Clay Christensen on how to replace the “tired paradigm” of “playing the odds” with a theory that explains “how things work.”

christensenclaytonIn Clay Christensen’s latest book, Competing Against Luck: The Story of Innovation and Customer Choice (published by HarperBusiness, October 2016), written with Toddy Hall, Karen Dillon, and David Duncan, he asserts that “the foundation of [his and his collaborators’] thinking is the Theory of Jobs to Be Done, which focuses on deeply understanding your customers’ struggle for progress and then creating the right solution and attendant set of experiences to ensure you solve your customers’ jobs well, every time. ‘Theory’ may conjure up images of ivory tower musings, but I assure you that it is the most practical and useful tool we can offer you.”

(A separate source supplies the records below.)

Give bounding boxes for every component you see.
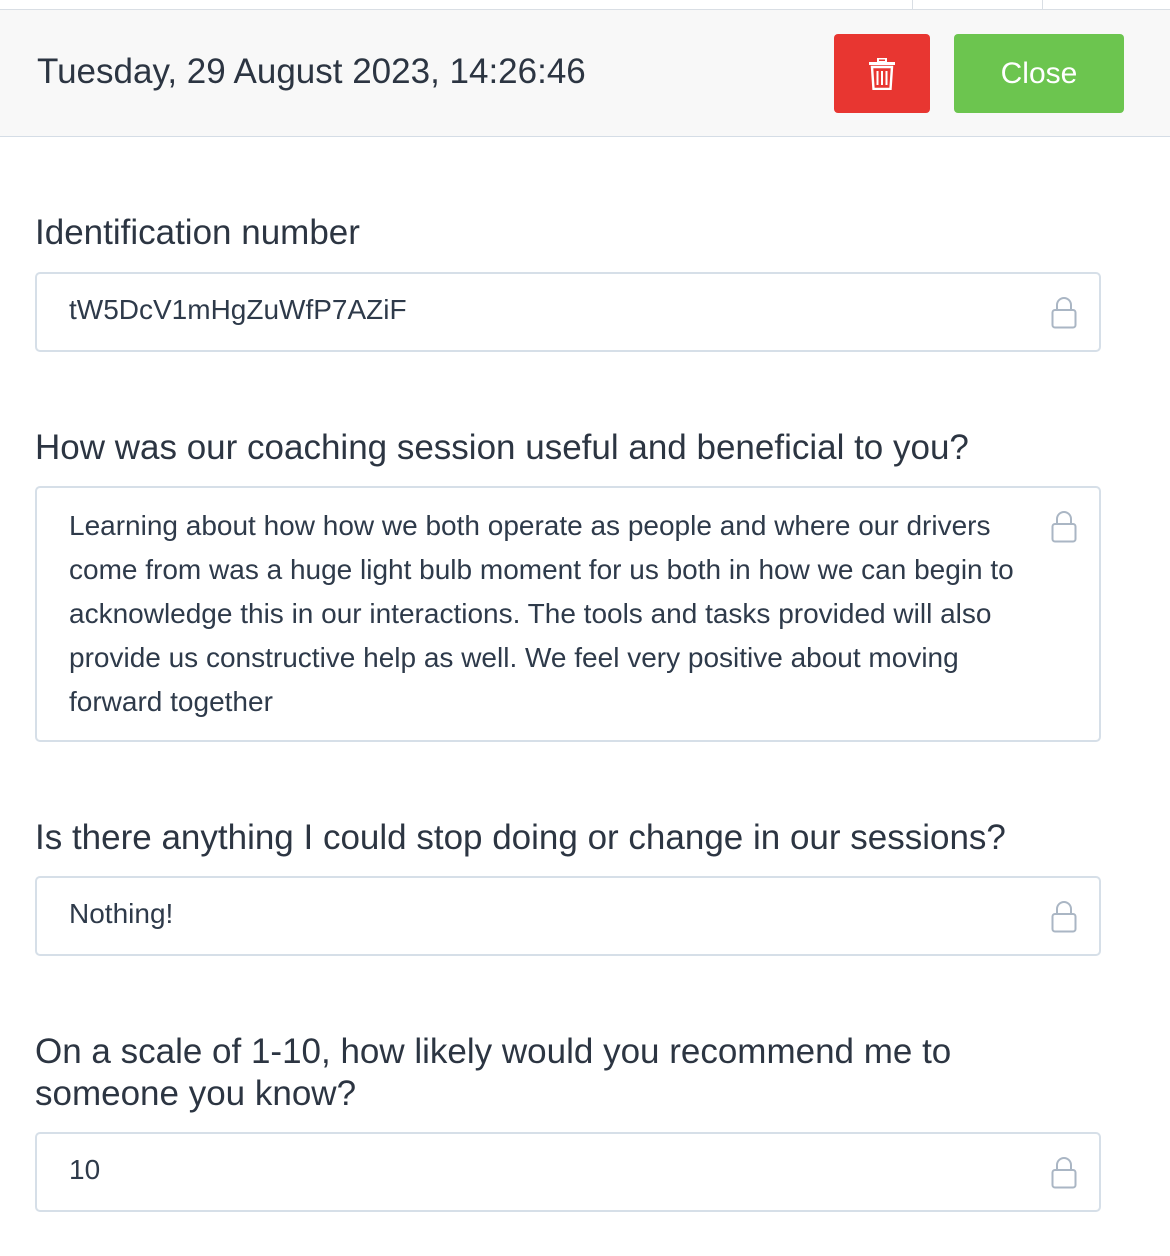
top-divider <box>1042 0 1043 9</box>
field-label-usefulness: How was our coaching session useful and … <box>35 428 969 467</box>
recommend-field: 10 <box>35 1132 1101 1212</box>
usefulness-field: Learning about how how we both operate a… <box>35 486 1101 742</box>
trash-icon <box>869 57 895 90</box>
change-field: Nothing! <box>35 876 1101 956</box>
identification-value: tW5DcV1mHgZuWfP7AZiF <box>69 294 407 325</box>
field-label-identification: Identification number <box>35 213 360 252</box>
record-timestamp-title: Tuesday, 29 August 2023, 14:26:46 <box>37 52 586 91</box>
identification-field: tW5DcV1mHgZuWfP7AZiF <box>35 272 1101 352</box>
lock-icon <box>1051 511 1077 543</box>
usefulness-value: Learning about how how we both operate a… <box>69 510 1014 717</box>
recommend-value: 10 <box>69 1154 101 1185</box>
delete-button[interactable] <box>834 34 930 113</box>
field-label-recommend: On a scale of 1-10, how likely would you… <box>35 1032 952 1113</box>
lock-icon <box>1051 901 1077 933</box>
lock-icon <box>1051 1157 1077 1189</box>
record-header: Tuesday, 29 August 2023, 14:26:46 Close <box>0 10 1170 137</box>
change-value: Nothing! <box>69 898 174 929</box>
top-strip <box>0 0 1170 10</box>
close-button[interactable]: Close <box>954 34 1124 113</box>
field-label-change: Is there anything I could stop doing or … <box>35 818 1006 857</box>
top-divider <box>912 0 913 9</box>
lock-icon <box>1051 297 1077 329</box>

Moreover, “Good theory helps us understand ‘how’ and ‘why.’ It helps us make sense of how the world works and predict the consequences of our decisions and actions. Jobs Theory [a concept that is interchangeable with Theory of Jobs to Be Done], we believe, can move companies [and more specifically, their leaders] beyond hoping that correlation is enough to the causal mechanism of successful innovation.” This is a key point and helps to suggest the meaning and significance of this book’s title.

This observation really says it all: “If you know how innovation works — what truly causes innovation to succeed — your efforts don’t have to be left to fate…Leave relying on luck to the other guys.”